The worst ramifications of this defeat may not survive the new year but Gordon may have sustained a crippling hit:
i) he has lost, temporarily at least his reputation for strength which so boosted his ratings compared with Cameron.
ii) Cameron has leapt in with confident sounding certainties. They are based mostly on supposition of course but every opposition has to have ready and waiting to unroll and he has done so adroitly.
iii) Brown has lost his reputation for being decisive and for getting things right.
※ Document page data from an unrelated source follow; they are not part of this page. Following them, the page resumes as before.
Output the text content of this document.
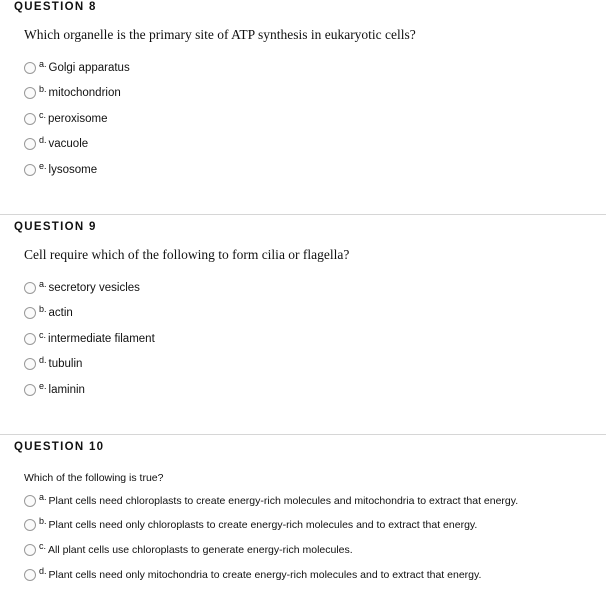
QUESTION 8
Which organelle is the primary site of ATP synthesis in eukaryotic cells?
a. Golgi apparatus
b. mitochondrion
c. peroxisome
d. vacuole
e. lysosome
QUESTION 9
Cell require which of the following to form cilia or flagella?
a. secretory vesicles
b. actin
c. intermediate filament
d. tubulin
e. laminin
QUESTION 10
Which of the following is true?
a. Plant cells need chloroplasts to create energy-rich molecules and mitochondria to extract that energy.
b. Plant cells need only chloroplasts to create energy-rich molecules and to extract that energy.
c. All plant cells use chloroplasts to generate energy-rich molecules.
d. Plant cells need only mitochondria to create energy-rich molecules and to extract that energy.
iv) He tried to blame his advisers- Balls and Miliband were the most gung ho for the plan- but everyone knows he deliberately let talk of an election continue until it seemed imminent. It was his call and he must take the blame he could not bring himself to admit to Andrew Marr this morning.
v) Having declined to fight George Robertson in 1978, to stand for the party leadership in 1992 and take on Blair in 1994, Brown's reputation for 'bottling it' has been possibly sealed for ever.
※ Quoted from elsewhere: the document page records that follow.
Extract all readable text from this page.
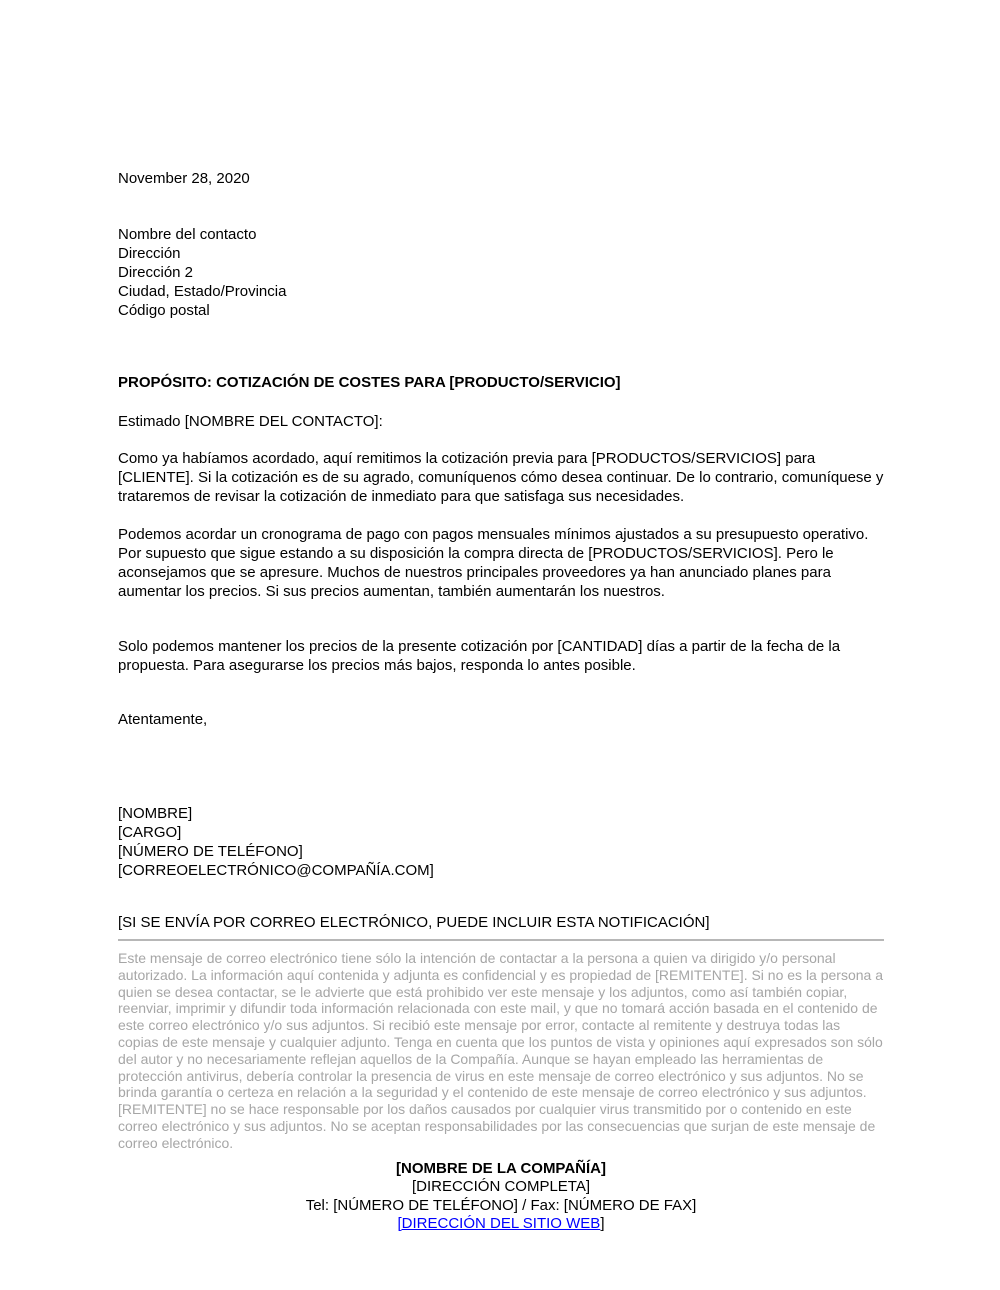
November 28, 2020
Nombre del contacto
Dirección
Dirección 2
Ciudad, Estado/Provincia
Código postal
PROPÓSITO: COTIZACIÓN DE COSTES PARA [PRODUCTO/SERVICIO]
Estimado [NOMBRE DEL CONTACTO]:

Como ya habíamos acordado, aquí remitimos la cotización previa para [PRODUCTOS/SERVICIOS] para [CLIENTE]. Si la cotización es de su agrado, comuníquenos cómo desea continuar. De lo contrario, comuníquese y trataremos de revisar la cotización de inmediato para que satisfaga sus necesidades.

Podemos acordar un cronograma de pago con pagos mensuales mínimos ajustados a su presupuesto operativo. Por supuesto que sigue estando a su disposición la compra directa de [PRODUCTOS/SERVICIOS]. Pero le aconsejamos que se apresure. Muchos de nuestros principales proveedores ya han anunciado planes para aumentar los precios. Si sus precios aumentan, también aumentarán los nuestros.

Solo podemos mantener los precios de la presente cotización por [CANTIDAD] días a partir de la fecha de la propuesta. Para asegurarse los precios más bajos, responda lo antes posible.

Atentamente,
[NOMBRE]
[CARGO]
[NÚMERO DE TELÉFONO]
[CORREOELECTRÓNICO@COMPAÑÍA.COM]
[SI SE ENVÍA POR CORREO ELECTRÓNICO, PUEDE INCLUIR ESTA NOTIFICACIÓN]

Este mensaje de correo electrónico tiene sólo la intención de contactar a la persona a quien va dirigido y/o personal autorizado. La información aquí contenida y adjunta es confidencial y es propiedad de [REMITENTE]. Si no es la persona a quien se desea contactar, se le advierte que está prohibido ver este mensaje y los adjuntos, como así también copiar, reenviar, imprimir y difundir toda información relacionada con este mail, y que no tomará acción basada en el contenido de este correo electrónico y/o sus adjuntos. Si recibió este mensaje por error, contacte al remitente y destruya todas las copias de este mensaje y cualquier adjunto. Tenga en cuenta que los puntos de vista y opiniones aquí expresados son sólo del autor y no necesariamente reflejan aquellos de la Compañía. Aunque se hayan empleado las herramientas de protección antivirus, debería controlar la presencia de virus en este mensaje de correo electrónico y sus adjuntos. No se brinda garantía o certeza en relación a la seguridad y el contenido de este mensaje de correo electrónico y sus adjuntos. [REMITENTE] no se hace responsable por los daños causados por cualquier virus transmitido por o contenido en este correo electrónico y sus adjuntos. No se aceptan responsabilidades por las consecuencias que surjan de este mensaje de correo electrónico.

[NOMBRE DE LA COMPAÑÍA]
[DIRECCIÓN COMPLETA]
Tel: [NÚMERO DE TELÉFONO] / Fax: [NÚMERO DE FAX]
[DIRECCIÓN DEL SITIO WEB]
v) the next election is nor definitely off for spring 2008 and we must wait for the long haul in 2009, or even later if, as we are told is likely to happen, things go pear-shaped with the economy.
vi)The Tories already have posted leads in a number of newspapers, much to the glee of the right-wing press. It'll be while before they change and will help Cameron immensely as he ploughs his 'liberal Tory' furrow.
vii)instead of 'finishing off' Cameron's project, he has reinvigorated it mightily and handed the political initiative to the Opposition until such uncertain time it can be wrested back.
These are not the actions of a leader.